Kayaların arasında, içinde gezinirken acıkıyoruz, ben bakkal, restoran aramaya köye girdim. Nafile. Köyün bir bakkalı olduğu tevatürü var ama açık değil. Geçen hafta yazısını yazdığım leziz Yağ Somunu‘nu bulamayacağım çünkü köyde restoran veya başka bir dükkan da yok. Anlayacağınız köylülerin çok mütevazı şartlarda yaşadıkları Gökyurt köyü, hayatta kalmak için köylülerle iyi iletişim kurmanız gereken bir yer. Neyse ki Anadolu insanı bizi aç bırakmıyor, işçiler bir teneke peynirlerini ve köy ekmeklerini bizimle paylaşıyorlar, ben de düşen kan şekerime çare buluyorum.
Aklınızda olsun Kilistra’ya erzağınızı ve içeceğinizi alıp gidin.
Kilistra’nın doğusunda Lystra isimli başka bir tarihi şehir var. Lystra büyüdükten sonra Kilistra’nın kalesiyle korunmaya başlamış. Parayı bulan Lidya’lıların ticaret için yaptığı Kral Yolu da Kilistra’nın içinden geçiyor. Kilistra küçük bir şehir ama jeolojik olarak korunaklı ve özel bir vadide yer alıyor.

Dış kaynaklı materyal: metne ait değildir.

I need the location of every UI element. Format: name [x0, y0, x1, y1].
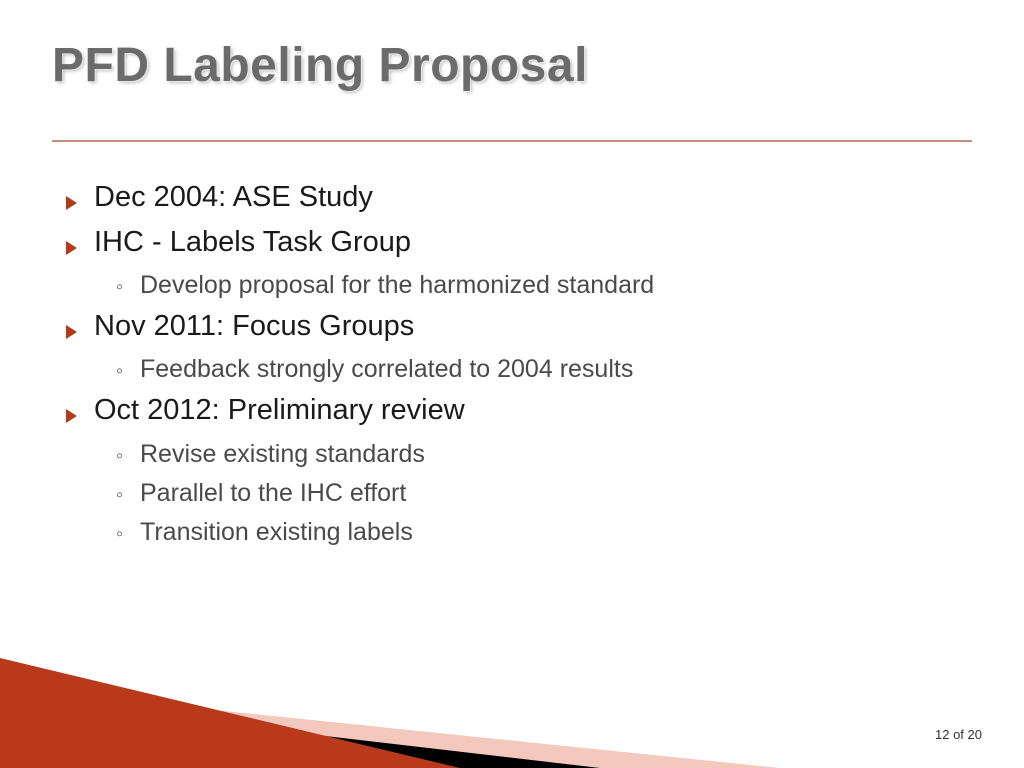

Alisumas dağında rahip okulu olduğu düşünülen bir harabe ve çok güçlü bir kalenin kalıntıları bulunuyor. Araç yolu olmadığı için arkeolojik araştırma daha yapılmamış. Acaba tarihimizi olduğu gibi saklama çabası mı yine?
Kilistra’daki en ilginç kalıntılardan biri şimdiki köy halkı tarafından “Sandık Kaya” olarak bilinen Şapel (kaya kilisesi). Kilise büyük ve tek parça halindeki bir kayaya oyulmasıyla dikkat çekiyor.
Gökyurt Köyü
Kilistra’nın üstüne kurulan Gökyurt köyü koruma altında. Taş evlerin bazıları terkedilmiş, sadece bir kaç tanesi yenilenmiş. Köy tepenin üstünde, yeşil bir vadinin sırtında yer alıyor. Taş evler çok eski bir köy olduğunu hatırlatıyor, okulu, camisi olan köyde garip bir sessizlik var. Turizmin de çok az olduğu bölgede Gökyurt köyü yeniliklere uzak kalmış. Konya Büyükşehir Belediyesi veya Turizm Bakanlığı‘mız keşke bu tarih mirasımıza sahip çıksa da kültür değerlerimiz daha iyi korunsa, gelecek nesillere kalsalar.
Umarım bir gün Konya sadece Kilistra’ya gelen 100 binlerce turisti ağırlar. Çünkü biz değerini bilmesek de o hazineler hala orada, kendilerini keşfedecek insanları bekliyor olacak.